U.S. News & World Report ranked Barnes-Jewish among the top hospitals in the nation in its annual report in 2018 and 2022.

==Capacity==
Barnes-Jewish Hospital is a member of BJC HealthCare and is located on the campus of the Washington University Medical Center. Barnes-Jewish is the largest private employer in Greater St. Louis, employing 10,125 people in 2018, including 1,723 attending physicians. It is responsible for the education of 1,129 interns, residents, and fellows.

As of 2018, the hospital had 1,266 beds with a staff of 12,125.

== History ==
Barnes-Jewish was formed by the merger of two hospitals, Barnes Hospital and The Jewish Hospital of St. Louis. Each hospital was built in the early 1900s in proximity to each other on the eastern edge of Forest Park. Although the hospitals were initially linked by an affiliation agreement in 1993, the two were legally merged in 1996.

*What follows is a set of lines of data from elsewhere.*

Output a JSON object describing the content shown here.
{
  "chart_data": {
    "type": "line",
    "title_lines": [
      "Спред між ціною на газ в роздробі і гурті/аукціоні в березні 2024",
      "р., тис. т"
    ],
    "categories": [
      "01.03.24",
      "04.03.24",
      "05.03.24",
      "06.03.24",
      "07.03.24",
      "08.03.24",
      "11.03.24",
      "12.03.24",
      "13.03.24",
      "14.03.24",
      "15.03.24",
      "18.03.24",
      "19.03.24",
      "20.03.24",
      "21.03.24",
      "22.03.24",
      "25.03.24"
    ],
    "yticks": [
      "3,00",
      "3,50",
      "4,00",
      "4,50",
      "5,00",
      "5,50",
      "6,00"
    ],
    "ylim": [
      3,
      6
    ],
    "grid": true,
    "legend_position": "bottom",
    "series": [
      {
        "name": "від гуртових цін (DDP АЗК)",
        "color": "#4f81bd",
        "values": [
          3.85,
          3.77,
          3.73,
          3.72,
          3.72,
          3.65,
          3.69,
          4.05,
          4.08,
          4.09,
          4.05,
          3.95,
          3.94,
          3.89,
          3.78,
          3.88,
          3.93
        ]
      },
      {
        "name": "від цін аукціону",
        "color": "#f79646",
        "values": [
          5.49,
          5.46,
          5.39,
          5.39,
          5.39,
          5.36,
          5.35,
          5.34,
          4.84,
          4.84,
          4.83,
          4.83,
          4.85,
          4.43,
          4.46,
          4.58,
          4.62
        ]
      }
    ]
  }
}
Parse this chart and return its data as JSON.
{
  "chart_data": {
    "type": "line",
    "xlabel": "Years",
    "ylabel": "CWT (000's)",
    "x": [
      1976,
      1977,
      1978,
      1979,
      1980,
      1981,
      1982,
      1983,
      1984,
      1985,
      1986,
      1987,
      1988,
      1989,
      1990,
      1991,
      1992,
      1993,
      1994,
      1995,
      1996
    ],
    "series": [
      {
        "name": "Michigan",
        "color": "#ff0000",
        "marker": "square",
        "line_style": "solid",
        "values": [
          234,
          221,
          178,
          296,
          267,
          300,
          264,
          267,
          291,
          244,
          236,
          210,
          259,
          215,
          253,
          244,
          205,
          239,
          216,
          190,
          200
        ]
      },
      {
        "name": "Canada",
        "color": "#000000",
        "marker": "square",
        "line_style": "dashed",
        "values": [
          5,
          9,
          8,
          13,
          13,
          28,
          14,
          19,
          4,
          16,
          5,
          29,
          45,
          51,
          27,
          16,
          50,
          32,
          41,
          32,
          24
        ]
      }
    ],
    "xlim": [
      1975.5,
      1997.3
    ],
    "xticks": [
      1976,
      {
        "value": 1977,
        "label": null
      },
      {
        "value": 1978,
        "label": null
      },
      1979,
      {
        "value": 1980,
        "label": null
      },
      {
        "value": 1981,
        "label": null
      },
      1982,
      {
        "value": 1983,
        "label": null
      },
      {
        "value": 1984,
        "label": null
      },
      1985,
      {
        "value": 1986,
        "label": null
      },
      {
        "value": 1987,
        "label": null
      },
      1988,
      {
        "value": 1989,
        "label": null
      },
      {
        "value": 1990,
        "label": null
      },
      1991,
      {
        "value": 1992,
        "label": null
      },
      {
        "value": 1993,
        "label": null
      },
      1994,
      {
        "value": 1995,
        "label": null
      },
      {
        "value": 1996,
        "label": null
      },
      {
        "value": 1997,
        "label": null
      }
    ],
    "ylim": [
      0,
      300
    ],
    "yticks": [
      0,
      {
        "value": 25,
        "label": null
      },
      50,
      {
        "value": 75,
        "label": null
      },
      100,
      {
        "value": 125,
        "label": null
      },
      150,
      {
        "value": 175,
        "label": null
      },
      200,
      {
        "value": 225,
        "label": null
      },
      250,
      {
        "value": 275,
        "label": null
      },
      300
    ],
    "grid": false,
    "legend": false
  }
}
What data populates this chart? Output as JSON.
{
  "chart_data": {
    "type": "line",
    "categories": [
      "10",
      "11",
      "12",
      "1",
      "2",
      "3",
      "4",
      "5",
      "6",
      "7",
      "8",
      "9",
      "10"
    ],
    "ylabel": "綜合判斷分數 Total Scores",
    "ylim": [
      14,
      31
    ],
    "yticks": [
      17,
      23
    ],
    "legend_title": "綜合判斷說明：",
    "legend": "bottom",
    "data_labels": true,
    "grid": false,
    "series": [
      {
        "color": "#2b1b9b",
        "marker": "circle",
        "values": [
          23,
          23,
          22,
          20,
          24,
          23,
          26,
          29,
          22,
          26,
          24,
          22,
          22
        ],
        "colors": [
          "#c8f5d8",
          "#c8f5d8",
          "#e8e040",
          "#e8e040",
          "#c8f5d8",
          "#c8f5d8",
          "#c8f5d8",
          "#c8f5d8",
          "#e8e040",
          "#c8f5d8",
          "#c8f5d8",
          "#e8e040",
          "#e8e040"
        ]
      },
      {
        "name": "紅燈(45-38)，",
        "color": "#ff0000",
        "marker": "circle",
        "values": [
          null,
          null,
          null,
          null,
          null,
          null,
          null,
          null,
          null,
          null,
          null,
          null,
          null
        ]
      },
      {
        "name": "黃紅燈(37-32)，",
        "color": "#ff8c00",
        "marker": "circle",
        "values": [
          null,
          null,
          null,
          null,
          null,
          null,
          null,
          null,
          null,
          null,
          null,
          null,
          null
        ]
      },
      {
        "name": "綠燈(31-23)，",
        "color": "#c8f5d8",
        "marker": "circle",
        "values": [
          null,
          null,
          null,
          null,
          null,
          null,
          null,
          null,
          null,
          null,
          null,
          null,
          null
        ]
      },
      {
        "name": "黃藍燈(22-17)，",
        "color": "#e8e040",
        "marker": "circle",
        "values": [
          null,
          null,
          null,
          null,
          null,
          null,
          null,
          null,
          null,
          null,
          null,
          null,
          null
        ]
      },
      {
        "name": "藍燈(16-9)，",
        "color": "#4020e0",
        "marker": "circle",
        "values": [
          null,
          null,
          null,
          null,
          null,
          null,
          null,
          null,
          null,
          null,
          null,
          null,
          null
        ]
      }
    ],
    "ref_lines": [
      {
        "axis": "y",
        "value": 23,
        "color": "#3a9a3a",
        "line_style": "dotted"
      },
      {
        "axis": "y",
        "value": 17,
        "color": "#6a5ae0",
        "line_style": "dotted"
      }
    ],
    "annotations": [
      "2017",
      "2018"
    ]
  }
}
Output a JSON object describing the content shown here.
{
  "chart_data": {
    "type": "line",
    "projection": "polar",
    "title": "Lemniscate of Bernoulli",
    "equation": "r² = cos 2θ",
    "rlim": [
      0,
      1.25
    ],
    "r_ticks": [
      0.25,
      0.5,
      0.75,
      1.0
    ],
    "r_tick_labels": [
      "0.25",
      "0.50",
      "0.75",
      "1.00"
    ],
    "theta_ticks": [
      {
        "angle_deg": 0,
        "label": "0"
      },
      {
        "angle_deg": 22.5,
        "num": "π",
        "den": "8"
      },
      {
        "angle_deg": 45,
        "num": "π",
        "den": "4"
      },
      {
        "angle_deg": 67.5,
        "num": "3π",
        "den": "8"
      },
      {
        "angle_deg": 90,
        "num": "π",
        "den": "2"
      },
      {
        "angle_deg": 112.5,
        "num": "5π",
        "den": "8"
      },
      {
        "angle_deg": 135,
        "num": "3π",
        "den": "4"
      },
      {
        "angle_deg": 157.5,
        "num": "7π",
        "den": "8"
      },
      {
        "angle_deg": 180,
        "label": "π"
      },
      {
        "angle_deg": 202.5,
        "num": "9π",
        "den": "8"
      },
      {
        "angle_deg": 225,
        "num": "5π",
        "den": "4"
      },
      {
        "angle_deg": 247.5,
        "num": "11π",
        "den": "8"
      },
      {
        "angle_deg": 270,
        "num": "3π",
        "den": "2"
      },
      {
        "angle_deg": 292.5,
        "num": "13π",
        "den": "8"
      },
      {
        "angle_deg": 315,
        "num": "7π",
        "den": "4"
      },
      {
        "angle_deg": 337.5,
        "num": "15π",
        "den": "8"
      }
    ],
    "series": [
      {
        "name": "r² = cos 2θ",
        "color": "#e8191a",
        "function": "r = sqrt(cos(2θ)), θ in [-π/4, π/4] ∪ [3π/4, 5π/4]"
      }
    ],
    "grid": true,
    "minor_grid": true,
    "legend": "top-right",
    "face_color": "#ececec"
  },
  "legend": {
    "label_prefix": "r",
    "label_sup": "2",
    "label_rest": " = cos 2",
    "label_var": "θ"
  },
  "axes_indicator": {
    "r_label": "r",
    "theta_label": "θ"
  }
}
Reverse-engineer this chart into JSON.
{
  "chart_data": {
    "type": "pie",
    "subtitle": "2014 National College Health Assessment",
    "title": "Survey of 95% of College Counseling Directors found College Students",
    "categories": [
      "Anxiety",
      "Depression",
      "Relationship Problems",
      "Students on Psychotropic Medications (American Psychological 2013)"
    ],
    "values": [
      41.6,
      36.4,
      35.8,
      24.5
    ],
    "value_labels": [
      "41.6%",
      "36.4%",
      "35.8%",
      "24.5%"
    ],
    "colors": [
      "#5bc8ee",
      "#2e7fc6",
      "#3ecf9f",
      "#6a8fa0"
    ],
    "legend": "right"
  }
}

Barnes Hospital was founded at the bequest of wholesale grocer and banker, Robert Barnes, who died in 1892. In coordination between Barnes executors and St. Louis philanthropist Robert Brookings, the hospital was intended as an affiliate for the Washington University School of Medicine. Barnes hospital opened on December 7, 1914, at its current location on Kingshighway Boulevard. The hospital was designed by architect Theodore Link and initially had a 373-bed capacity. It was at this time that the St. Louis Children's Hospital, and in 1915 the reorganized school of medicine, were relocated adjacent to Barnes Hospital.

Jewish Hospital was founded in 1902 by leaders of the St. Louis Jewish community in order to care for "the sick and disabled of, 'any creed or nationality.'" The hospital was originally located on 5414 Delmar Boulevard. Due to the increasing number of patients and need for expansion, in 1926 the hospital was relocated two blocks north of the Barnes Hospital/Washington University Medical School complex.

==Heliport==

The heliport is available for emergency air ambulance service.

== Rankings and achievements ==
Barnes-Jewish Hospital has been named on U.S. News & World Reports Honor Roll of America's best hospitals several times. Barnes-Jewish is a center for multiple specialties ranked among the best nationally, including cancer; digestive disorders; ear, nose and throat; and urology. In 2016, Barnes-Jewish Hospital received a two star rating from Medicare hospital quality rankings.

Becker's Hospital Review ranked Barnes-Jewish Hospital as one of 100 Great Hospitals in March 2012 and 2014, 100 Hospitals With Great Heart Programs in January 2013, and 100 Hospitals and Health Systems With Great Oncology Programs, along with the affiliated Alvin J. Siteman Cancer Center, in February 2013.

In 2023, Barnes-Jewish Hospital received the Magnet Recognition Program designation for nursing excellence from the American Nurses Credentialing Center (ANCC).